Horace stopped abruptly, after accidentally knocking over his wine glass, staining the sigils Sir Reginald had
been tracing in cow blood on the tablecloth with his steak knife.
“Oh,” smiled Horace, “how terribly clumsy of me.”
“Don’t worry about it, old chap,” said Sir Reginald, flinging a forkful of mashed potatoes at the circle of salt
that Horace had slowly been establishing around his own chair.
“Whoops. That must be the Parkinson’s acting up…”
They were quiet during the rest of the main course and through dessert.

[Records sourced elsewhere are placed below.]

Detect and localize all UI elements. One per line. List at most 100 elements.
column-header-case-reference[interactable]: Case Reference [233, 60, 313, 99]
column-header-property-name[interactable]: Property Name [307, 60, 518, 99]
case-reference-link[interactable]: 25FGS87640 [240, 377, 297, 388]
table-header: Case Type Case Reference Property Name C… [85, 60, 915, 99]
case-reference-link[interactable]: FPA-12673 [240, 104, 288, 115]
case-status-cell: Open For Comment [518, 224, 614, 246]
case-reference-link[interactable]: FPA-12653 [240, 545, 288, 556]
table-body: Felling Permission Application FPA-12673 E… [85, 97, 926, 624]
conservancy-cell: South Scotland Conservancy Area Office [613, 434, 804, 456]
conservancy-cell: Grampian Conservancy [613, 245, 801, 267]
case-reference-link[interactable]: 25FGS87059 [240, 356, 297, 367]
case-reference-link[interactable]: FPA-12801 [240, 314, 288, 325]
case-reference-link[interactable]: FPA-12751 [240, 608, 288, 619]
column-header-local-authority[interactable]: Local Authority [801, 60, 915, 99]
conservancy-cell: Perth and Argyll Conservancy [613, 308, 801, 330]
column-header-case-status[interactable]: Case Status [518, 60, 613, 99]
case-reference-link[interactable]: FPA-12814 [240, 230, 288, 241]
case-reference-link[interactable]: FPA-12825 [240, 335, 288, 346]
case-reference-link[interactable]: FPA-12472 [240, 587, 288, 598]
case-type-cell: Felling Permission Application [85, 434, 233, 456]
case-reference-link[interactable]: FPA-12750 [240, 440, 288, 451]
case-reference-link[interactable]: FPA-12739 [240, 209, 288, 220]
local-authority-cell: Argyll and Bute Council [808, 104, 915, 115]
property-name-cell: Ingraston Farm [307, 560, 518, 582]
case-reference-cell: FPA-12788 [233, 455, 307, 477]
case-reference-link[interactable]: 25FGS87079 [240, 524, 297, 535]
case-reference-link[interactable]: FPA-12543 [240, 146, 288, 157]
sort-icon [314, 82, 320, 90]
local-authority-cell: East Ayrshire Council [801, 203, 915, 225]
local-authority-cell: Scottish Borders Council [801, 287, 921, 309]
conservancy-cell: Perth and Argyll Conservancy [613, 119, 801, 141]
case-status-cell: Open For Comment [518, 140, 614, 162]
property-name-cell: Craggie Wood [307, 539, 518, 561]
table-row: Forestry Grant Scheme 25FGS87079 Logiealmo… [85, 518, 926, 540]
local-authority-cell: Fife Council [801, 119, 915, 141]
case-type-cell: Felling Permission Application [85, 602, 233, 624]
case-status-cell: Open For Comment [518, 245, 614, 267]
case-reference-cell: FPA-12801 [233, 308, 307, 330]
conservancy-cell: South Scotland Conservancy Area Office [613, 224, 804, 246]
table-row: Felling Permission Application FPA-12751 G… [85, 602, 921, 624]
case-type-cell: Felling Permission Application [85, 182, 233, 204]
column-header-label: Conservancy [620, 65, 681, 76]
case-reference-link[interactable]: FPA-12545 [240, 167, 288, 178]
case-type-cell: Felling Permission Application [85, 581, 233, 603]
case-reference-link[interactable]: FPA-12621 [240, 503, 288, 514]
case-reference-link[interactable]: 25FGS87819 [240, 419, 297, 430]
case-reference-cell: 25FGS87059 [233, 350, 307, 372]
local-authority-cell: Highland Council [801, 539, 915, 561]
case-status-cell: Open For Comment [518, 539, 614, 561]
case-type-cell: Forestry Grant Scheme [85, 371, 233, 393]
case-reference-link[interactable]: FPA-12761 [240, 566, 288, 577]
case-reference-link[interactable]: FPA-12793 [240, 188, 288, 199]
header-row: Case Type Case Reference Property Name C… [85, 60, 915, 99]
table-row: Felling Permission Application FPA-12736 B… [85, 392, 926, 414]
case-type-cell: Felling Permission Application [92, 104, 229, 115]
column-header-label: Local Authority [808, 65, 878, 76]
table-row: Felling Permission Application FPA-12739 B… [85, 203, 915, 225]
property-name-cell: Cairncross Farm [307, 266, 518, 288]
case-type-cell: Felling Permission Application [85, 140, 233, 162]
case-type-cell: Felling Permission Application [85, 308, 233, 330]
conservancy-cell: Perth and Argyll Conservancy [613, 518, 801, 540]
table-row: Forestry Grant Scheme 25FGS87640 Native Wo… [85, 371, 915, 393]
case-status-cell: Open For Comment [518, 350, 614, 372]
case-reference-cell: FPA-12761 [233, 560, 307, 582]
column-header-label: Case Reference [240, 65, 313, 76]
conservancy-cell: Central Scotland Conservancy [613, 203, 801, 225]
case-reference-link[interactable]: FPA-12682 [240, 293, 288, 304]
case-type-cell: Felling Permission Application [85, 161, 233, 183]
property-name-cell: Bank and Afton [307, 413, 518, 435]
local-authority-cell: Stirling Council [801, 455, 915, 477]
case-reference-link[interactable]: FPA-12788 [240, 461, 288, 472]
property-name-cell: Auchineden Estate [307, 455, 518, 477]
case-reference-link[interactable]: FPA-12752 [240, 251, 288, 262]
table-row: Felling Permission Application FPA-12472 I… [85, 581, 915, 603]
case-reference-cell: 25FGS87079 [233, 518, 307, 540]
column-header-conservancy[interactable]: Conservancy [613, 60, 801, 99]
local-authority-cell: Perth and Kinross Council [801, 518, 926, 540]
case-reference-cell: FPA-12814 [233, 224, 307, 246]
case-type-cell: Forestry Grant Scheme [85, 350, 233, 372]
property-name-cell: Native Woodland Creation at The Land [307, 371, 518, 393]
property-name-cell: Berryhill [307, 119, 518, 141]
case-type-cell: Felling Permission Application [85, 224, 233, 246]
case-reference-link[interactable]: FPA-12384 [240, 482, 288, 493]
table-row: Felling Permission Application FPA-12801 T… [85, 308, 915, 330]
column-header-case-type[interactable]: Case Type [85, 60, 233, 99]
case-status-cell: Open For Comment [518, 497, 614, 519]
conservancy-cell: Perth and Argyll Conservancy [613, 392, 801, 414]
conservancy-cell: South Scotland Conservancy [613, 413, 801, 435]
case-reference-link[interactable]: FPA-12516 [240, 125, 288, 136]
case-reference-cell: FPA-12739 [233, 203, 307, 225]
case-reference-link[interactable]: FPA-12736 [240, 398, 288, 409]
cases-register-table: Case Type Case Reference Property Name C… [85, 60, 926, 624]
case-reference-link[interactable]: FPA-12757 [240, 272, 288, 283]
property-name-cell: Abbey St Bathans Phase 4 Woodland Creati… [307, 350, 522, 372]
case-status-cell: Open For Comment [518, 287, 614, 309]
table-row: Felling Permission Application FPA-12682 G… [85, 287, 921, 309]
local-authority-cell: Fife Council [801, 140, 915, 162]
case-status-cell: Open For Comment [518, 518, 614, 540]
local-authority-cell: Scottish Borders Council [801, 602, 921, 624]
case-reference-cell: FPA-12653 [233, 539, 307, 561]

Sir Reginald had a glass of water
ready when Horace’s Bananas Foster arrived, and Horace did a brief mano cornuta when Sir Reginald cracked the
surface of his crème brulée with a spoon.
They retired to the smoking room when they were finished, showing a brief moment of fraternity by dipping
the ends of their cigars in the same glass of port.
“I didn’t know you were Jewish,” said Horace, pointing at the Star of David on Sir Reginald’s cigar cutter.
“Oh, I’m not,” he said as he sliced off the end of his cigar. “This is a Mogen clamp.”
Horace quickly thrust his hand between his legs and brought it back covered in blood.
“Mazel tov!” said Sir Reginald as he lit up and dropped a hundred dollar bill on the table.
“That should cover my meal…plus a little tip.”
A thick cloud of tobacco smoke followed him as he left.